Patrick seemed to be struggling with another way to make his point, and there was a pause during which Ellen fell asleep on Ruth’s knee.
“I don’t really care,” Ruth said suddenly to Patrick, “what you think, but I would appreciate it if you would act as though this were real. It seems to me, since you’re in no danger of thinking you’re important, that you have less to lose by acting as if this were real, even if it isn’t, than you would have by acting as if it weren’t real, when it was.”
Laura and Patrick looked at her in astonishment. This was a far better Lady Ruth than she had ever achieved, even at the height of her acting.

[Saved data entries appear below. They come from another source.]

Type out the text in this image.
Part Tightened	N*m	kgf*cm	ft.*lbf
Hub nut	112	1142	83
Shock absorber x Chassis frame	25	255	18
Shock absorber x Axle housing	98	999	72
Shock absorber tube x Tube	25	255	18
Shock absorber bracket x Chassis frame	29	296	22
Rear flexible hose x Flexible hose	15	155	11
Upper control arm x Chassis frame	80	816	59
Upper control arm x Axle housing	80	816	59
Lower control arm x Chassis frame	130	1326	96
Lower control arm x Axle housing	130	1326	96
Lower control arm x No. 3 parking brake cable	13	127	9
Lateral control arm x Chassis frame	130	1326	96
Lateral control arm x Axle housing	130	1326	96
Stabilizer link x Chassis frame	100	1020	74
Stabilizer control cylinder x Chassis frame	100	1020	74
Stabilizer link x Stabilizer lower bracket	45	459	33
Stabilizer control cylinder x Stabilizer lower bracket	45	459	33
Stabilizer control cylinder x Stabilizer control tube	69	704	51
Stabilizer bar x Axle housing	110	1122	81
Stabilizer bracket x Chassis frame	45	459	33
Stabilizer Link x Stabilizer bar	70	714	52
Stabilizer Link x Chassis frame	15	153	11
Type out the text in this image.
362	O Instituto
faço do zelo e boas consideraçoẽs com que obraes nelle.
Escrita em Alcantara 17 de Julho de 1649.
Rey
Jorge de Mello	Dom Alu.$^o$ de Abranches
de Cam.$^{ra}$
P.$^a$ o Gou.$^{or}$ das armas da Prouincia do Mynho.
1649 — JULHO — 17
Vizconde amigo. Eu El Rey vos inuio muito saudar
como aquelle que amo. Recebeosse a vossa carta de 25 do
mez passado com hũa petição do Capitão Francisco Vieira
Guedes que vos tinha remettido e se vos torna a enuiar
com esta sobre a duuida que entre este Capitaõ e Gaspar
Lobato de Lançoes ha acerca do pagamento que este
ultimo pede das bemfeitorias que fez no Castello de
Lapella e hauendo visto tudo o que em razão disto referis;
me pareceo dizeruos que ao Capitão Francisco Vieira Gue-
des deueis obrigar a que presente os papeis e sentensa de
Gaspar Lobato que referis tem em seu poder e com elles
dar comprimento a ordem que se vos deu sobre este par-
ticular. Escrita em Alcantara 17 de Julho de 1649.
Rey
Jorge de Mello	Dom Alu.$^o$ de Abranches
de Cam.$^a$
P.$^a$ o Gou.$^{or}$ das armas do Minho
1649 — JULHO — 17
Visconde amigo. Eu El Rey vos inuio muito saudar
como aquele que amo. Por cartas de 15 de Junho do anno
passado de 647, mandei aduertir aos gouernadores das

“Since you won’t pay any attention to my arguments anyway,” said Patrick.
“That’s right.”
“I guess so,” said Patrick.
“Thank you.”
“What do we do now?” asked Laura.
“Go to bed, I think,” said Ruth, looking at Ellen.
“Shouldn’t we wait for Ted?”
“I don’t think,” said Ruth, “that Ted is going to feel like talking to anybody.”
In the clear gray morning, Fence, Ted, and Randolph straightened their backs and rubbed their eyes. The whole long council table was littered with books and maps and scribbled bits of parchment. The candles were pools in the bottoms of their holders. Ted felt like a pool in his chair. If he had not been exhausted he would have been terrified. He did not understand a third of what he had been told. He had never been fond of military history; what he liked were the tactics of single fights, like the one Prince Edward was supposed to have with Lord Randolph in the rose garden. Even if he had known about battles he would have been bewildered by the peculiar blend of normal and magical fighting that Fence and Randolph seemed to think the best way to manage things.